Dumping Facebook

I knew I had a problem with facebook when I spent three hours sitting in the middle of a computer lab, poring through other people's photo albums. Everyone has a breaking point, and this was mine. I informed facebook that I was ending our relationship.

A dialogue box popped up. "Are you sure you want to leave facebook?" it asked. I cringed, then clicked "Yes."

Facebook and I had spent the better part of the past year and a half together, and I knew I'd miss its wit, its love of gossip, and its enthusiastic availability. My ex was a very popular piece of social networking software, meaning I would have to endure my friends' discussions of its attractive features and the knowledge that my negative experience would not alter anyone else's involvement with it.

At Kenyon alone, facebook's charms had claimed more than 700 students. Like me, they were willing subjects in facebook's world of acquiescent voyeurism. With facebook, I could read other college students' self-designed profiles, browse and subsequently scrutinize their lists of "friends," peruse their photo albums. Without it, I was on my own in this community of sixteen hundred overintellectual and undersexed students, all squeezed into a tiny village. And, quite frankly, facebook, for all its flaws, entertained, comforted, and maintained contact with me far more consistently than any of my human exes ever did.
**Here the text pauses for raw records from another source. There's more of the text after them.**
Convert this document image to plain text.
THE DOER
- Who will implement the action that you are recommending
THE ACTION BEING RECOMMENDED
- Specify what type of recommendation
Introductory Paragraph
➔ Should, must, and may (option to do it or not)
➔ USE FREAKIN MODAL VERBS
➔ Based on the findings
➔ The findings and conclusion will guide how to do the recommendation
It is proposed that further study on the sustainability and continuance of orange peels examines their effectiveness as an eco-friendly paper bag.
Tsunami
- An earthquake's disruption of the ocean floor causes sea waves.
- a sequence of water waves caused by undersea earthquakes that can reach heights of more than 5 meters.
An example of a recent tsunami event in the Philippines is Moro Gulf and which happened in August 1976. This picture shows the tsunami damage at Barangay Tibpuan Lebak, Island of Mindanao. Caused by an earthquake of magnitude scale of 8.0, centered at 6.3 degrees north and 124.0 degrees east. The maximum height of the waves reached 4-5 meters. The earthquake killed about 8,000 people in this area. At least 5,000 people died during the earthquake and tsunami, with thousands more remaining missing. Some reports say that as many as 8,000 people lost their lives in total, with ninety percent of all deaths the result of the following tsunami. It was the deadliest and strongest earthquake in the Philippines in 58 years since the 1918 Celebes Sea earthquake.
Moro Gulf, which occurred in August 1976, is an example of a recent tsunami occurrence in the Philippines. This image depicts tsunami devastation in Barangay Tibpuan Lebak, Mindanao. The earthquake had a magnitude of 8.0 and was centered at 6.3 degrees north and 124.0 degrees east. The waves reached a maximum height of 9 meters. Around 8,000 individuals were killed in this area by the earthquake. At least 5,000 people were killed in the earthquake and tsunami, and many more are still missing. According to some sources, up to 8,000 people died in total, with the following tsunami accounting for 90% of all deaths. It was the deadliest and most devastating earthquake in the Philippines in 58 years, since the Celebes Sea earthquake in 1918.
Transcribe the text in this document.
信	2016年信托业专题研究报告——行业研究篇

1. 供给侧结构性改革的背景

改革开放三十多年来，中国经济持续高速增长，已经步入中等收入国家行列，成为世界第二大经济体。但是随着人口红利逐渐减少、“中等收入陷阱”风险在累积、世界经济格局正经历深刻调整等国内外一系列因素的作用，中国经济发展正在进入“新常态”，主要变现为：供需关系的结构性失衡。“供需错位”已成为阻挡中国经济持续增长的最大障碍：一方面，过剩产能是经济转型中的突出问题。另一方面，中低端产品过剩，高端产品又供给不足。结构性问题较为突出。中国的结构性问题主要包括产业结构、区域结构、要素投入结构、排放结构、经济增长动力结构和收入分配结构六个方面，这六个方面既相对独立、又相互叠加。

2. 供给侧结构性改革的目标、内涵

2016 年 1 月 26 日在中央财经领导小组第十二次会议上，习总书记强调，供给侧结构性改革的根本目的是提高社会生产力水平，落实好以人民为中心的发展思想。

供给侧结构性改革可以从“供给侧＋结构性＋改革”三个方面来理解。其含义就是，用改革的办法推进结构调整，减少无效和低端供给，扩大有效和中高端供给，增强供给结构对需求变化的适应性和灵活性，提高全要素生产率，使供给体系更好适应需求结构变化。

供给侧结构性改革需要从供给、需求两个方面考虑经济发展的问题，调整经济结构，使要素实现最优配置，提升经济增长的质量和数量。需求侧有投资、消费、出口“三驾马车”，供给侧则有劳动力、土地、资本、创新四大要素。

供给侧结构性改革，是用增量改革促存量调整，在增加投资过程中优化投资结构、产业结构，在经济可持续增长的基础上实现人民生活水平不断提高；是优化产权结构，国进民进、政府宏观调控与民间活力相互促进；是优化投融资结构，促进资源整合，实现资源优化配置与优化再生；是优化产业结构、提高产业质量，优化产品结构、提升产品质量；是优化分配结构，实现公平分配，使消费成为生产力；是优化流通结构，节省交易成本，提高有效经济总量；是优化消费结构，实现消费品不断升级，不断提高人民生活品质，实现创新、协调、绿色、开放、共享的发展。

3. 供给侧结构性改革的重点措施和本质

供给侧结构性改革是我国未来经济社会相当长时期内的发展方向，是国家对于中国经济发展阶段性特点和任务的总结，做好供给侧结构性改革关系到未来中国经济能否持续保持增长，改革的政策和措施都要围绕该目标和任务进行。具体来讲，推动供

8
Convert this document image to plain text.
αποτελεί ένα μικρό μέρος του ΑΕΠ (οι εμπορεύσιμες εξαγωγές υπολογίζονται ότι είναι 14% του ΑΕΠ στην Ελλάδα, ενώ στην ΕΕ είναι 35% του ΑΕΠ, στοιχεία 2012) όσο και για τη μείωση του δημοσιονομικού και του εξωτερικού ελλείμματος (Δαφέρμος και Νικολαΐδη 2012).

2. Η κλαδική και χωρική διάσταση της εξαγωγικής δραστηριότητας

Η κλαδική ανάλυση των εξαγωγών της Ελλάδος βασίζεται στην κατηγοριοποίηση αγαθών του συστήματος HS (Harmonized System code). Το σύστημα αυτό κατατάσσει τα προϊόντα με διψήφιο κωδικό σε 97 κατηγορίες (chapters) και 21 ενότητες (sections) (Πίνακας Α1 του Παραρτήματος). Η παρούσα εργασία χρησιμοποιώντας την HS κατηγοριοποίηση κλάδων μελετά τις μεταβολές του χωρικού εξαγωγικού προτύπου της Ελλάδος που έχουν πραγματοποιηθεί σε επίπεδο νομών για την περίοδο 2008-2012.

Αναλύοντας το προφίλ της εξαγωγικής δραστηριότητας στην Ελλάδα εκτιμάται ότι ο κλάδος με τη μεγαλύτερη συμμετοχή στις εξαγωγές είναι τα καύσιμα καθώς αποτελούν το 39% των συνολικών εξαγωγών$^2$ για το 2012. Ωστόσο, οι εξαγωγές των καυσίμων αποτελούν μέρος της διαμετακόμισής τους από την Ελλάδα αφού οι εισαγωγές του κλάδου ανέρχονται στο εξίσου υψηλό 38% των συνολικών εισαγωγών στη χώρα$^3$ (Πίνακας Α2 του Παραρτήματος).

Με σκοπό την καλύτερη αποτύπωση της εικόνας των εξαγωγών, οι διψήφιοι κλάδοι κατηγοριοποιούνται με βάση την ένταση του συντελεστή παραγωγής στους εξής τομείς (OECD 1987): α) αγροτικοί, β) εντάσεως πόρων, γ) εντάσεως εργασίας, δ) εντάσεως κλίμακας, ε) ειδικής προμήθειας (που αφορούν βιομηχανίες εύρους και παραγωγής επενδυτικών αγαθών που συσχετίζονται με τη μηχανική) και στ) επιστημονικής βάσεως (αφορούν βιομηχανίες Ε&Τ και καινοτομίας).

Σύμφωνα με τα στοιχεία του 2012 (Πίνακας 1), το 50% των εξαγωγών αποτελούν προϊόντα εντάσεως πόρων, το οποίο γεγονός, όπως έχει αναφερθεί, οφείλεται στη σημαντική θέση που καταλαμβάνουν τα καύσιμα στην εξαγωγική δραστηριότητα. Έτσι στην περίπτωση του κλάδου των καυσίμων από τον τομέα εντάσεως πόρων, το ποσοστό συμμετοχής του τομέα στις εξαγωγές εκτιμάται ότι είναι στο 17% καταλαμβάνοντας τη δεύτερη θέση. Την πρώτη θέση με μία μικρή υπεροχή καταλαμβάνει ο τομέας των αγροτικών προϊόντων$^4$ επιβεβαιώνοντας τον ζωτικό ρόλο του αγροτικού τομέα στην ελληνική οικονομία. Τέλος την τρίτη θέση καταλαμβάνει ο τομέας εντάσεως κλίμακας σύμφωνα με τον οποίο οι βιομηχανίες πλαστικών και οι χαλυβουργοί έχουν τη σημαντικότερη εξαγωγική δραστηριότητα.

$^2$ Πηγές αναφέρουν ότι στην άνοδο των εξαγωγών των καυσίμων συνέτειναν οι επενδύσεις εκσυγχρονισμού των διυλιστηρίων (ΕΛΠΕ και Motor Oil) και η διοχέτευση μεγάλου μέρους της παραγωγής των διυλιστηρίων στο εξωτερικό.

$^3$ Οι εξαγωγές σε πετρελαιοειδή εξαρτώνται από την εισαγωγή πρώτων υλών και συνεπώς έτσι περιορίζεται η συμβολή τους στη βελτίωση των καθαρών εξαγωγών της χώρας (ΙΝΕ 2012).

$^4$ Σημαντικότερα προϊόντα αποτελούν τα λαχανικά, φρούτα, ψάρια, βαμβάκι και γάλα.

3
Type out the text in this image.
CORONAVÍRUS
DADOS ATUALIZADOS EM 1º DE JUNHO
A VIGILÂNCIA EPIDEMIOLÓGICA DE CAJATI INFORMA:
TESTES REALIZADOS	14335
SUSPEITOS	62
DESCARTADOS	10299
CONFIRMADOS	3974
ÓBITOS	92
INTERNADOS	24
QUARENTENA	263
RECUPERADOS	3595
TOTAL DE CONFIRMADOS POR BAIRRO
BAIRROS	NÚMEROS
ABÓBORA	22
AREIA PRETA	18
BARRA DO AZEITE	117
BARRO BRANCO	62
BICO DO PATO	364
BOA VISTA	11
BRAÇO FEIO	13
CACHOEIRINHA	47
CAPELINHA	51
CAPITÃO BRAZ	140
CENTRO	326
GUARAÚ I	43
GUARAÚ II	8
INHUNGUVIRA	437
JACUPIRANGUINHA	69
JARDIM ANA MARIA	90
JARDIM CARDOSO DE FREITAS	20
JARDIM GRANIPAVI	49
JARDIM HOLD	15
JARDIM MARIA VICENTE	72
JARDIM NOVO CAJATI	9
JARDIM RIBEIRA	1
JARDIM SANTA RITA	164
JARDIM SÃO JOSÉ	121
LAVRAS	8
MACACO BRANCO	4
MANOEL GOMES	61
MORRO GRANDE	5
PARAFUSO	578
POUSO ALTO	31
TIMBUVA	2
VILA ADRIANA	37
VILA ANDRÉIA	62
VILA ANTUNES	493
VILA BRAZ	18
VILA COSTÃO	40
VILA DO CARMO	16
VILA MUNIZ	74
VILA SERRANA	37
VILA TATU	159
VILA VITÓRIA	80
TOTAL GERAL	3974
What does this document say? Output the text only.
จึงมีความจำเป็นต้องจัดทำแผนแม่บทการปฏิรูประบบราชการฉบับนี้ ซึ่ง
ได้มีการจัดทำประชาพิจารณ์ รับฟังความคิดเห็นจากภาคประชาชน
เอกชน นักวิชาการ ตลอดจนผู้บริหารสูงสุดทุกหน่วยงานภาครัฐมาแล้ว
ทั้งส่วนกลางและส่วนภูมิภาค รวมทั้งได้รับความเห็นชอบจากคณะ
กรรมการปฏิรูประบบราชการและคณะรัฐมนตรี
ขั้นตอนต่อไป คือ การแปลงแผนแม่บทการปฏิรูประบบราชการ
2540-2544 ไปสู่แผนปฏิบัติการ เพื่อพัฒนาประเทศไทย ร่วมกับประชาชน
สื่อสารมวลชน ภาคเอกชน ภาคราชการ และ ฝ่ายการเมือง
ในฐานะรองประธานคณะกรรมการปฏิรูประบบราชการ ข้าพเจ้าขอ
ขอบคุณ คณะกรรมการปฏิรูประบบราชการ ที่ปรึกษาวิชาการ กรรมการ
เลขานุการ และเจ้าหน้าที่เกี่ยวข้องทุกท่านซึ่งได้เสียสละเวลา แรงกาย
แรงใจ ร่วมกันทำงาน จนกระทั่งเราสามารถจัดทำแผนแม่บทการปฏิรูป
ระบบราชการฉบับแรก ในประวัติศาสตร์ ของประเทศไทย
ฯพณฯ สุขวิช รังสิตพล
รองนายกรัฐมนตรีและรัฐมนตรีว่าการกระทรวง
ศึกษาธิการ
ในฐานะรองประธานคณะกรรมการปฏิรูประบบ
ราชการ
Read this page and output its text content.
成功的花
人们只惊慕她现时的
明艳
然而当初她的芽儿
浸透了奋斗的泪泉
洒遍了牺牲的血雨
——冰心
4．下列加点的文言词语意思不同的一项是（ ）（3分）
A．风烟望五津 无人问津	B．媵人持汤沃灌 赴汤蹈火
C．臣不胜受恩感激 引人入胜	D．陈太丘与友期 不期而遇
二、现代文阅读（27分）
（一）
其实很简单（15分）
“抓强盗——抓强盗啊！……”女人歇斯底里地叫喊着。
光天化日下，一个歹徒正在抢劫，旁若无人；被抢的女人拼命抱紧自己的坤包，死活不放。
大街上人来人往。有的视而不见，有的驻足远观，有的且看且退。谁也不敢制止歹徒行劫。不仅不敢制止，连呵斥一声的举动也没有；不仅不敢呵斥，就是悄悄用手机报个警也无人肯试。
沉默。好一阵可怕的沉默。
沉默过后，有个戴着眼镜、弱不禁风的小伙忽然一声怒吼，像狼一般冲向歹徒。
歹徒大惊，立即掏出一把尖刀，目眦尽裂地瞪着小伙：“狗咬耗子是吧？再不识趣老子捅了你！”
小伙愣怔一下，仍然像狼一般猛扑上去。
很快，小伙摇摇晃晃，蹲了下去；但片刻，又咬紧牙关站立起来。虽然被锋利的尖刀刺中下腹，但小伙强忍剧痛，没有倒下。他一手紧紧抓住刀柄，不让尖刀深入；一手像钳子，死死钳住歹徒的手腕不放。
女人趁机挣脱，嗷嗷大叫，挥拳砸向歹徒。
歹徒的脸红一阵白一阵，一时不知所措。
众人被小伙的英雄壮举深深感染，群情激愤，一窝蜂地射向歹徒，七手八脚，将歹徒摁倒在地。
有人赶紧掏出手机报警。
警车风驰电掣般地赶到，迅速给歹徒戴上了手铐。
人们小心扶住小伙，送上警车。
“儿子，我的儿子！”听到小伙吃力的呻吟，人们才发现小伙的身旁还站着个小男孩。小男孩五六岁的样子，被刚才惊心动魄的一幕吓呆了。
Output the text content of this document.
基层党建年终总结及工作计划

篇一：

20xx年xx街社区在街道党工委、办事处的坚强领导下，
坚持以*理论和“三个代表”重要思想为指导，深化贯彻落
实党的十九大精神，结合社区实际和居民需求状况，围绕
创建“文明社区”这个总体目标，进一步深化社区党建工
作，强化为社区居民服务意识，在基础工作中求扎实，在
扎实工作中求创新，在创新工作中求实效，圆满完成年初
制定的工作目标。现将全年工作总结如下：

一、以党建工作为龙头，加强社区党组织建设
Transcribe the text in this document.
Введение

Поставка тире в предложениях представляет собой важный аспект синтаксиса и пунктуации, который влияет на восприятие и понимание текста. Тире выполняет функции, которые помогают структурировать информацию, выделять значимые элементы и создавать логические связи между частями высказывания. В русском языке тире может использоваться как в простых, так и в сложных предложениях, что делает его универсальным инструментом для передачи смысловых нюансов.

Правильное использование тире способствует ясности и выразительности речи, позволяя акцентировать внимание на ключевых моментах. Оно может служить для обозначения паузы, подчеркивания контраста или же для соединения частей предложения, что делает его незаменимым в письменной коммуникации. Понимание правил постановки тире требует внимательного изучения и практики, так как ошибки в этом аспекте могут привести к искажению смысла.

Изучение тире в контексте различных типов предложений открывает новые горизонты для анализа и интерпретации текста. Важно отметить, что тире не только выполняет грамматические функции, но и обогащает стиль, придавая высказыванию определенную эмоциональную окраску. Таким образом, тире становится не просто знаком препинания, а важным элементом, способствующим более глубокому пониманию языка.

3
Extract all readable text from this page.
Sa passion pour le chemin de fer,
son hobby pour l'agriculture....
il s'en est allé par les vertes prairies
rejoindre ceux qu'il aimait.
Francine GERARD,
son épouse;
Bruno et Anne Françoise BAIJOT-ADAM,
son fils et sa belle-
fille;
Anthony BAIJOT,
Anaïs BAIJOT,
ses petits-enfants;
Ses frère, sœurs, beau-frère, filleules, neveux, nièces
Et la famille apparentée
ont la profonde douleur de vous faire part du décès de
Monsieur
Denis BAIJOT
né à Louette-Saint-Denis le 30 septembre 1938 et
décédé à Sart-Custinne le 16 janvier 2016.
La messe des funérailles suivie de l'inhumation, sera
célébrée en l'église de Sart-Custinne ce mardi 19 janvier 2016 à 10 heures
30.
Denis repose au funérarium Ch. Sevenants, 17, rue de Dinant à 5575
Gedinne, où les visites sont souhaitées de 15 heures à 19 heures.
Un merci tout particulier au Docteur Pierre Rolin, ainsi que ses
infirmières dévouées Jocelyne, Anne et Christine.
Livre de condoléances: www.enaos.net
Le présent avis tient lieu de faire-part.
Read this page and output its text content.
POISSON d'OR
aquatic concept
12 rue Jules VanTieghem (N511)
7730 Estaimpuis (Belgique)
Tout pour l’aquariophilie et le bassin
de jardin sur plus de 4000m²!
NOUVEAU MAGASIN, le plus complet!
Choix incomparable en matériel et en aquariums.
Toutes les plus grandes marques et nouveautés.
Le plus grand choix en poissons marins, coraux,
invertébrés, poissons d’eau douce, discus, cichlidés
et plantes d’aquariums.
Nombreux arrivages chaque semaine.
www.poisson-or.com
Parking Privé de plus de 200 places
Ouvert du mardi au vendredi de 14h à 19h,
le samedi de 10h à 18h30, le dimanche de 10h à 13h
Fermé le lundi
When I was introduced to facebook at the beginning of my sophomore year, I was naturally attracted by its ability to provide detailed, guilt-free gossip at my convenience. This was a step above the surveillance and eavesdropping that I did in the dining halls, dorms, and Delt lounge. It answered questions that it's awkward to ask someone after you've spent months giving them the acquaintance-nod on Middle Path, such as major, class year, and, you know, last name. It told me that a wooable male was available, interested in women, and potentially promiscuous (he was "looking for" "whatever I can get"). It even gave me a list of Kenyonites who would be studying in Europe at the same time I was.

And then there was the allure of deception. Facebook feigns transparency, but it is actually unreliable, over-clever, and tongue-in-cheek. Students' profiles are laden with irony and self-aware self-obfuscation. Facebook tells me that an egregiously "hip" member of the class of '08 has 800 favorite bands and that one of my friends is married to Michel Foucault, the dead French philosopher. Of course, I'm implicated as well. Facebook snidely reminds me that, according to my own profile, I am facebook-engaged to my friend Anne Marie, although the only romantic experiences I've had at Kenyon have been heterosexual situations best categorized under facebook's "it's complicated" option.

Actually, when I realized that facebook was self-involved, paralyzed by its options, and seemingly incapable of meaningful communication, I was thrilled. This was the spitting image of my "complicated" romantic interest, a non-virtual Kenyon man. Moreover, when my semester-abroad stint in Ireland further complicated this real relationship, facebook became all the more important. As the man-o-flesh wavered in his attentions, my supplementary relationship with facebook blossomed.

In Ireland, I started logging on at least four times a day, sometimes for one-hour sessions. I knew I was spending too much time with facebook, but I couldn't stop. Sure, it was a little obsessive, but I was lonely, and when I looked through seventy pictures from a party my facebook-friends had thrown back at Kenyon, I felt connected to their social world. Facebook provided comfort and stimulation, two Cosmo musts.

I was in deep. By the time I returned to the States, I was beyond questioning my commitment to facebook, though it now demanded a minimum of two hours of "quality time" each day and was obviously becoming jealous of my schoolwork. I should have seen the red flags when I started getting annoyed at other people for interrupting us by actually talking to me. And then one night I spent an hour looking at pictures of a party that I'd been invited to--a party I had missed because of facebooking.

So I told facebook that I "needed my space." Yes, I clicked, I wanted out. Facebook pulled the sensitive card, assuring me that it would miss me and telling me how easy it would be to come back.

I did relapse a few times. But I managed to pull away, avoiding facebook for the better part of three months. We're friends now, or at least close enough to be facebook-friends. And I still give it the ole acquaintance-nod when I have Internet access and some extra time between classes.

--Lauren Ostberg is an English major from Maumee, Ohio.